Inland Seafood lawsuit alleging financial mismanagement in sale to employees dismissed

The Inland Seafood booth at Seafood Expo North America.

A lawsuit alleging Inland Seafood’s financial situation was misrepresented during a sale of the company to its employees in 2016 was dismissed on 5 December 2023.

US. District Court Judge Leigh Martin May ruled in favor of a motion by Inland Trustee James R. Urbach to dismiss the case on the grounds the plaintiffs did not fully pursue remedy of their problems with the employee stock ownership plan before filing suit.

The suit, filed 18 November, 2022, in the U.S. District Court for the Northern District of Georgia, accused Inland’s executive team of “massively inflating” the value of the company when it created a leveraged employee stock ownership plan in 2016 that is converting Inland into an employee-owned company. The lawsuit alleged their actions violated the Employee Retirement Income Security Act.
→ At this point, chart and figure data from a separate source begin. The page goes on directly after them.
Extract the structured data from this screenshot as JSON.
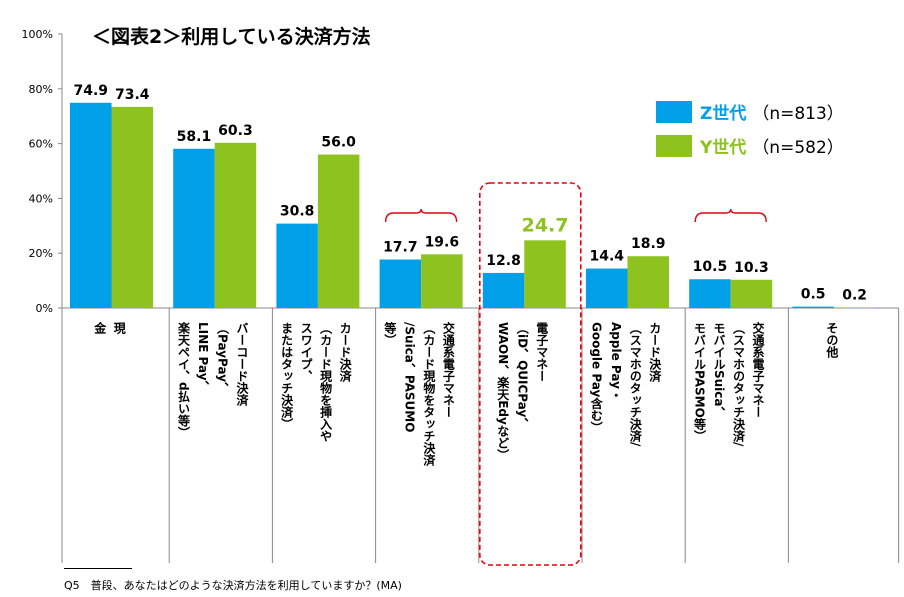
{
  "title": "＜図表2＞利用している決済方法",
  "legend": [
    {
      "name": "Z世代",
      "count": "（n=813）",
      "color": "#00a0e9"
    },
    {
      "name": "Y世代",
      "count": "（n=582）",
      "color": "#8dc21f"
    }
  ],
  "footnote": "Q5　普段、あなたはどのような決済方法を利用していますか？(MA)",
  "chart_data": {
    "type": "bar",
    "categories": [
      [
        "現",
        "金"
      ],
      [
        "バーコード決済",
        "（PayPay、",
        "LINE Pay、",
        "楽天ペイ、d払い等）"
      ],
      [
        "カード決済",
        "（カード現物を挿入や",
        "スワイプ、",
        "またはタッチ決済）"
      ],
      [
        "交通系電子マネー",
        "（カード現物をタッチ決済",
        "/Suica、PASUMO",
        "等）"
      ],
      [
        "電子マネー",
        "（iD、QUICPay、",
        "WAON、楽天Edyなど）"
      ],
      [
        "カード決済",
        "（スマホのタッチ決済/",
        "Apple Pay・",
        "Google Pay含む）"
      ],
      [
        "交通系電子マネー",
        "（スマホのタッチ決済/",
        "モバイルSuica、",
        "モバイルPASMO等）"
      ],
      [
        "その他"
      ]
    ],
    "series": [
      {
        "name": "Z世代",
        "color": "#00a0e9",
        "values": [
          74.9,
          58.1,
          30.8,
          17.7,
          12.8,
          14.4,
          10.5,
          0.5
        ]
      },
      {
        "name": "Y世代",
        "color": "#8dc21f",
        "values": [
          73.4,
          60.3,
          56.0,
          19.6,
          24.7,
          18.9,
          10.3,
          0.2
        ]
      }
    ],
    "value_labels": {
      "Z世代": [
        "74.9",
        "58.1",
        "30.8",
        "17.7",
        "12.8",
        "14.4",
        "10.5",
        "0.5"
      ],
      "Y世代": [
        "73.4",
        "60.3",
        "56.0",
        "19.6",
        "24.7",
        "18.9",
        "10.3",
        "0.2"
      ]
    },
    "yticks": [
      "0%",
      "20%",
      "40%",
      "60%",
      "80%",
      "100%"
    ],
    "ylim": [
      0,
      100
    ],
    "highlight_category_index": 4,
    "highlight_color": "#e60012",
    "brace_category_indices": [
      3,
      6
    ],
    "legend_position": "top-right",
    "grid": false
  }
}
However, the plaintiffs did not attempt to pursue their claims through the administrative process outlined in the employee stock ownership plan before filing suit just two weeks before the six-year statute of limitations expired.

Legal precedent is clear that benefit plan participants must first adhere to their plan’s internal claims procedures before gaining eligibility to sue through the Employee Retirement Income Security Act, May wrote in her judgment.

“Plaintiffs did not attempt to pursue their claims through the administrative process and did not even bring suit on the claims until two weeks before the expiration of the statute of [limitations],” May wrote.

May also found the claim by the Inland employees who filed suit that they received misleading advice on the plan and that they could not achieve a fair hearing from the employee stock ownership plan committee to be meritless.

“There is no allegation that plaintiffs received misleading advice, and, in fact, documents attached to the amended complaint here show that Plaintiffs’ counsel was investigating the Inland ESOP within the period Plaintiffs could have timely initiated administrative review,” May wrote.

The suit, which was filed on behalf of five former employees of Inland Seafood, accused Inland Founder and CEO Joel Knox, Inland COO Bill Demmond, Inland President Chris Rosenberger, Inland Attorney and Register Agent Les Schneider, and Urbach of failing to adhere to financial laws governing minimum standards for employee stock ownership plan fiduciaries. They claimed a valuation of the Atlanta, Georgia, U.S.A.-based seafood distributor calculated by J.P. Morgan Chase in 2016 was tainted by false and misleading sales projections proffered by Inland Executive Vice President Robert Novotny.